Si può osare allora un accostamento tra un pensiero medievale (cristiano) e una verifica recente (finanziaria). Con un significato profondo e dimostrativo. Il pensiero medievale è di Tomaso d’Aquino, che ha fatto da faro alla nozione di lavoro, giusto salario, giustizia sociale.
La retribuzione di un lavoro non è il semplice risultato di una negoziazione tra imprenditore e lavoratore; essa va anche vista come una questione di utilità pubblica. Ci dev’essere, insomma, una integrazione del quanto bene comune o utilità pubblica in ogni valutazione di un prezzo e di una remunerazione. Nozione fondamentale smarrita. E pensare quanto sarebbe opportuna anche nell’analisi della spesa pubblica. Non ci si chiede mai: quanto “bene comune” da salvaguardare c’è in quella spesa?
La verifica moderna, finanziaria, ce la fornisce invece un celebre istituto inglese di ricerca, la “New economics foundation” (Nef) che scava nella realtà economica facendo pensare e anche scatenare reazioni nel maggior centro mondiale della finanza, la City di Londra. “A Bit Rich” si intitola lo studio della Nef. Ed è un calcolo puntiglioso del valore reale che le varie professioni portano alla società (il sottotitolo è infatti: “Calculating the reale value to society of differents professions). In parole povere: se combini i benefici o i danni collaterali per la società dovuti alla produzione e al consumo, quale maggior valore aggiungi non tanto all’economia ma a tutta la società? Così si dimostra che un intermediario finanziario della City sull’arco di vent’anni ha creato più danni che utili alla società (il rapporto è di 7 a 1).

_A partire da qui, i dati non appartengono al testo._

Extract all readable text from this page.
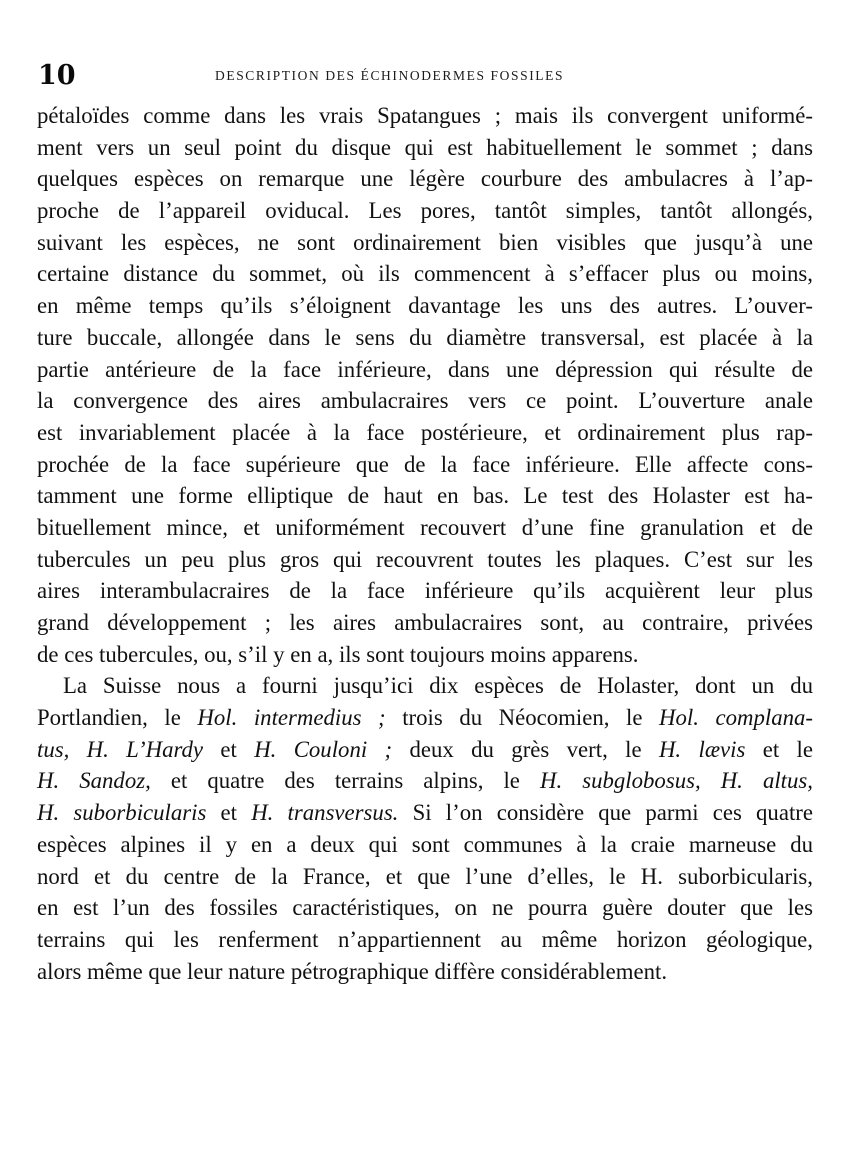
10	DESCRIPTION DES ÉCHINODERMES FOSSILES
pétaloïdes comme dans les vrais Spatangues ; mais ils convergent uniformé-
ment vers un seul point du disque qui est habituellement le sommet ; dans
quelques espèces on remarque une légère courbure des ambulacres à l’ap-
proche de l’appareil oviducal. Les pores, tantôt simples, tantôt allongés,
suivant les espèces, ne sont ordinairement bien visibles que jusqu’à une
certaine distance du sommet, où ils commencent à s’effacer plus ou moins,
en même temps qu’ils s’éloignent davantage les uns des autres. L’ouver-
ture buccale, allongée dans le sens du diamètre transversal, est placée à la
partie antérieure de la face inférieure, dans une dépression qui résulte de
la convergence des aires ambulacraires vers ce point. L’ouverture anale
est invariablement placée à la face postérieure, et ordinairement plus rap-
prochée de la face supérieure que de la face inférieure. Elle affecte cons-
tamment une forme elliptique de haut en bas. Le test des Holaster est ha-
bituellement mince, et uniformément recouvert d’une fine granulation et de
tubercules un peu plus gros qui recouvrent toutes les plaques. C’est sur les
aires interambulacraires de la face inférieure qu’ils acquièrent leur plus
grand développement ; les aires ambulacraires sont, au contraire, privées
de ces tubercules, ou, s’il y en a, ils sont toujours moins apparens.
La Suisse nous a fourni jusqu’ici dix espèces de Holaster, dont un du
Portlandien, le Hol. intermedius ; trois du Néocomien, le Hol. complana-
tus, H. L’Hardy et H. Couloni ; deux du grès vert, le H. lævis et le
H. Sandoz, et quatre des terrains alpins, le H. subglobosus, H. altus,
H. suborbicularis et H. transversus. Si l’on considère que parmi ces quatre
espèces alpines il y en a deux qui sont communes à la craie marneuse du
nord et du centre de la France, et que l’une d’elles, le H. suborbicularis,
en est l’un des fossiles caractéristiques, on ne pourra guère douter que les
terrains qui les renferment n’appartiennent au même horizon géologique,
alors même que leur nature pétrographique diffère considérablement.
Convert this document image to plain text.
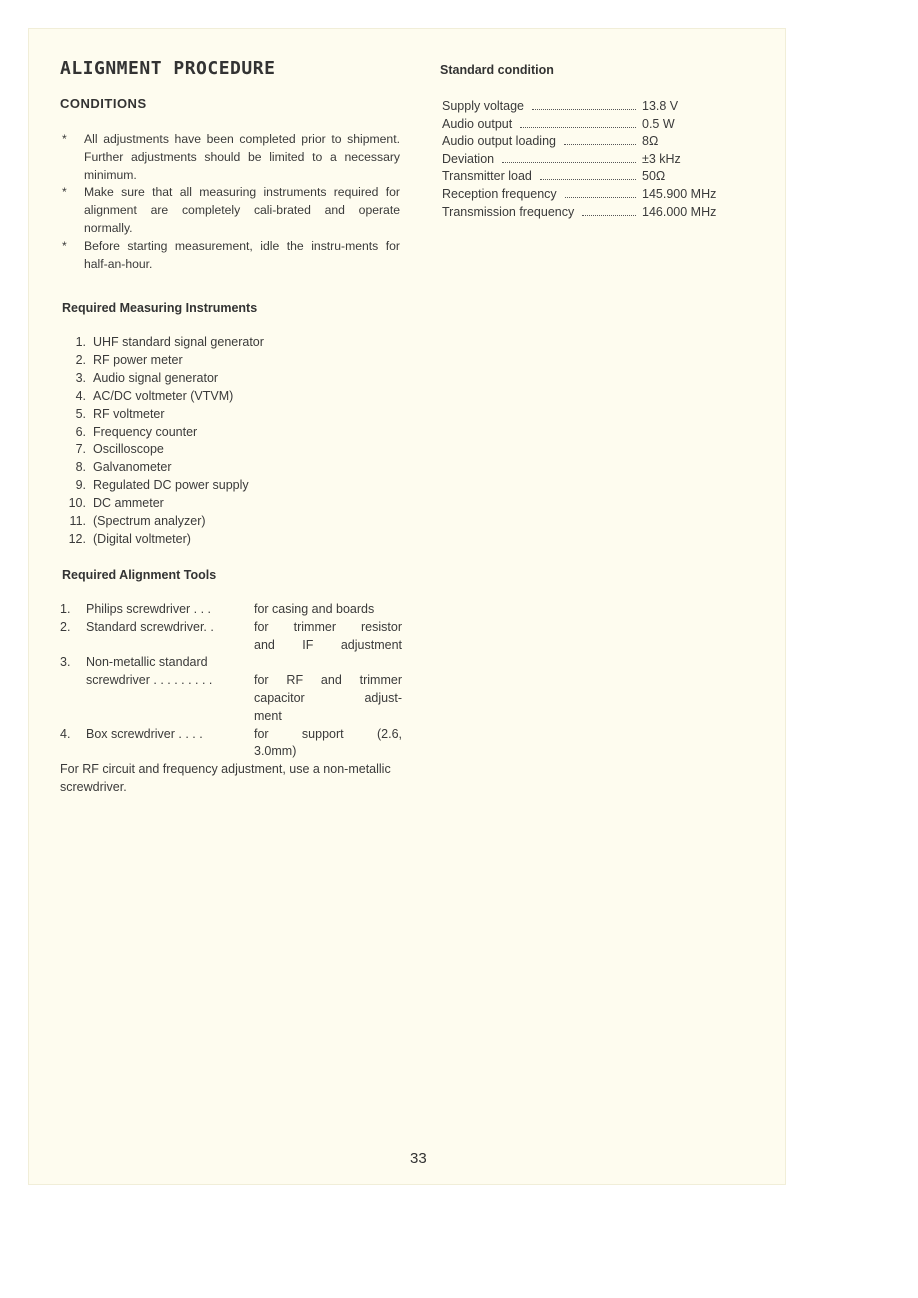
ALIGNMENT PROCEDURE
CONDITIONS
* All adjustments have been completed prior to shipment. Further adjustments should be limited to a necessary minimum.
* Make sure that all measuring instruments required for alignment are completely cali-brated and operate normally.
* Before starting measurement, idle the instru-ments for half-an-hour.
Required Measuring Instruments
1. UHF standard signal generator
2. RF power meter
3. Audio signal generator
4. AC/DC voltmeter (VTVM)
5. RF voltmeter
6. Frequency counter
7. Oscilloscope
8. Galvanometer
9. Regulated DC power supply
10. DC ammeter
11. (Spectrum analyzer)
12. (Digital voltmeter)
Required Alignment Tools
1.	Philips screwdriver . . .	for casing and boards
2.	Standard screwdriver. .	for trimmer resistor
and IF adjustment
3.	Non-metallic standard
screwdriver . . . . . . . . .	for RF and trimmer
capacitor adjust-
ment
4.	Box screwdriver . . . .	for support (2.6,
3.0mm)
For RF circuit and frequency adjustment, use a non-metallic screwdriver.
Standard condition
Supply voltage	13.8 V
Audio output	0.5 W
Audio output loading	8Ω
Deviation	±3 kHz
Transmitter load	50Ω
Reception frequency	145.900 MHz
Transmission frequency	146.000 MHz
33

Risultato che ha scatenato malumori. Ma non è ciò che conta.
Contano due altri effetti. Il primo: si demolisce l’illusione tipica dell’economicismo, che traduce tutto solo in soldoni e valore aggiunto monetario e dimentica il “plus” di natura collettiva e non monetaria che una professione produce (infermiere), rendendo nel contempo alcune remunerazioni ritenute ‘di mercato’ indecenti e ingiustificate. Il secondo: gli indicatori economici dominanti (Pil, crescita) sono cattive bussole di progresso economico e sociale perché non tengono conto dei valori aggiunti di bene comune non monetizzati o dei danni sociali e ambientali generati.